Natural Processing

By: Drew Billups

Feb 3, 2016

Also termed “dry processed” or the ever-so-attractive moniker “unwashed,” the natural process has the distinction of being the original form of coffee processing, as it requires little in the way of tools or technology. Instead of being separated from the skin and pulp like a washed coffee, natural processed coffees are laid out in the sun so that the cherry can dry intact after harvesting.


Natural coffee may be dried in any number of circumstances, each of which impact the quality and character of the cup. The coffee may be dried on bare earth, on tarps, on patios, or on raised beds. In some cases, the cherry is even allowed to dry on the tree before harvesting. Long uncontrolled periods of drying under poor conditions are likely to promote unpleasant fermentation flavors and the growth of mold. In order to achieve a quality natural, coffee should be dried in environments of low ambient humidity, spread out in thin layers with adequate airflow, and regularly stirred throughout the drying period.
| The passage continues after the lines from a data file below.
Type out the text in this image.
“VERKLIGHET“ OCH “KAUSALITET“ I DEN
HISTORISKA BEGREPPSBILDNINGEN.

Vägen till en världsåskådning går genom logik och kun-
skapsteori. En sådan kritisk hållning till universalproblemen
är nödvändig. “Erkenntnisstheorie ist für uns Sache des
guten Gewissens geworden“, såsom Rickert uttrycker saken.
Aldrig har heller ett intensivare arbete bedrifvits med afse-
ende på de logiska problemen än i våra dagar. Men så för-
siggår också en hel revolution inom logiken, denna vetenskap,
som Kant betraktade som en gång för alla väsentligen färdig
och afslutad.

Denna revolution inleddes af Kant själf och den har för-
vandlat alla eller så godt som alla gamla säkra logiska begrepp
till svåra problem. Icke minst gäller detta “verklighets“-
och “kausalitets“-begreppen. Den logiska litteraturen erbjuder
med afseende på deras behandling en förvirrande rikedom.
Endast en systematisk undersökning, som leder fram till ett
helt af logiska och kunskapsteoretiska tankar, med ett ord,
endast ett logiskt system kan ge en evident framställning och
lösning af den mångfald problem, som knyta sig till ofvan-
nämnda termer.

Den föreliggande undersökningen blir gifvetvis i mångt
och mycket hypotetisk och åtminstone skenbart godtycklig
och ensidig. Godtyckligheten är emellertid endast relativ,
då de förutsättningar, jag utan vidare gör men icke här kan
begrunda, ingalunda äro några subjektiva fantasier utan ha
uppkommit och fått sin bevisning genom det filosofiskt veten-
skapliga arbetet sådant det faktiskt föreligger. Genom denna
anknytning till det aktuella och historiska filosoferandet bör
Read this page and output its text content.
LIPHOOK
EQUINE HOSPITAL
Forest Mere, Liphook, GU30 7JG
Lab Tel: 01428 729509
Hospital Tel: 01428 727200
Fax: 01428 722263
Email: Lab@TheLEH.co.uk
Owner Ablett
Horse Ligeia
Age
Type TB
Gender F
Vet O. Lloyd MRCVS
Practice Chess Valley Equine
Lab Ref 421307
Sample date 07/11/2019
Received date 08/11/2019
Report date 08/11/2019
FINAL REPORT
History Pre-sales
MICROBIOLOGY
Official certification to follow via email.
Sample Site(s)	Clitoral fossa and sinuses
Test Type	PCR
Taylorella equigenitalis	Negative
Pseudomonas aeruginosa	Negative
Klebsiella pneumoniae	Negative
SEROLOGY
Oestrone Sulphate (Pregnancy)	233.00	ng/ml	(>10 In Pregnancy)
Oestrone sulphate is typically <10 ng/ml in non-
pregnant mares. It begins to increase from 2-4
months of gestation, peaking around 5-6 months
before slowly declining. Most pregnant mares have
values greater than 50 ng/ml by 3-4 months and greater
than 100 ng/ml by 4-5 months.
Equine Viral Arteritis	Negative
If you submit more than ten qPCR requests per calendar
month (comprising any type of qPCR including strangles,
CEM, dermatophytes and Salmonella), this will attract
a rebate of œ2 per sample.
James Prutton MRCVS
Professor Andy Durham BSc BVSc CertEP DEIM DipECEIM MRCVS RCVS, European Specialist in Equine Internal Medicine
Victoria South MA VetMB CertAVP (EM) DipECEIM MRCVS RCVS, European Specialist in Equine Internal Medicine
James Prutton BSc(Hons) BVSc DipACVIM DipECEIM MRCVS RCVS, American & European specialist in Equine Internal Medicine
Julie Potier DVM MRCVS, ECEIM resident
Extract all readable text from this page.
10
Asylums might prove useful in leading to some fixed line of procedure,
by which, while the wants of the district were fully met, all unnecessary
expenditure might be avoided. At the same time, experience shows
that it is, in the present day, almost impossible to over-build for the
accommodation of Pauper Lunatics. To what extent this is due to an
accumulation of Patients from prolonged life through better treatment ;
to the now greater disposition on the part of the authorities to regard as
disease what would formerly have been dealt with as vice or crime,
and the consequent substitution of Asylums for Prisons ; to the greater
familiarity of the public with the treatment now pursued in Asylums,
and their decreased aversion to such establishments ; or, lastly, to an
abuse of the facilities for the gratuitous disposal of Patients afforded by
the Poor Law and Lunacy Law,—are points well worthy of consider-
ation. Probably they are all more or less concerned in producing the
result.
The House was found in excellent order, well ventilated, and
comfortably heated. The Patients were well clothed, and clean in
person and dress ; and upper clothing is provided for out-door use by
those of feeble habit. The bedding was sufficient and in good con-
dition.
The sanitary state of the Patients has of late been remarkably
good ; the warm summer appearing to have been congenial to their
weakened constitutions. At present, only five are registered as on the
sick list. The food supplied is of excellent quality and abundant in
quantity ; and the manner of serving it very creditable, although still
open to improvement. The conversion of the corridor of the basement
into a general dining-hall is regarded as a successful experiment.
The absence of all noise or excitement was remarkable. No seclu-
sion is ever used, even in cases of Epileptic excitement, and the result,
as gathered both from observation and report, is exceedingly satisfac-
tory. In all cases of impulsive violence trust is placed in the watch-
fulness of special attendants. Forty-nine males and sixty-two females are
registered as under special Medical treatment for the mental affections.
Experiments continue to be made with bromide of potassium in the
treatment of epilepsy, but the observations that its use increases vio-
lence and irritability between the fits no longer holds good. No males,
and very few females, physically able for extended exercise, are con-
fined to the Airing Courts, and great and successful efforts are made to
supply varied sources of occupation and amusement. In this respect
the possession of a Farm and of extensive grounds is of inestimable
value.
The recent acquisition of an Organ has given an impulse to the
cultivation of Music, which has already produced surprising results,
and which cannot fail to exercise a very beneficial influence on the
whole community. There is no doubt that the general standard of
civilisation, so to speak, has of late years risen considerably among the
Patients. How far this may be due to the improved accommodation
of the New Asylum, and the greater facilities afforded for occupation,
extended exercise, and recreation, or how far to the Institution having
The fruit is completely dried around the seed until it becomes leathery and brown, and then the coffee is milled, separating the outer layers from the seed inside. This milling may be accomplished by anything from a mortar and pestle to specialized industrial machines.


Historically, coffees have been naturally processed in drier regions like Yemen or the Cerrado of Brazil, which lacked access to ample supplies of fresh water. In these cases, the natural process was adopted because it was the method that best fit the needs of the local environment. In recent years, driven by a desire to experiment and achieve unique flavor profiles, we have seen natural processing adopted on a limited scale in regions like Central America, where it has not been in common use.

Natural processing tends to amplify the body of a coffee. Typical flavor profiles range from nutty and tobacco-like, to wildly fruity. While the best naturals have a very good acidity, that acidity tends to be more jammy, like dried fruit and berries, rather than the clear crisp citric acidity associated with the washed process.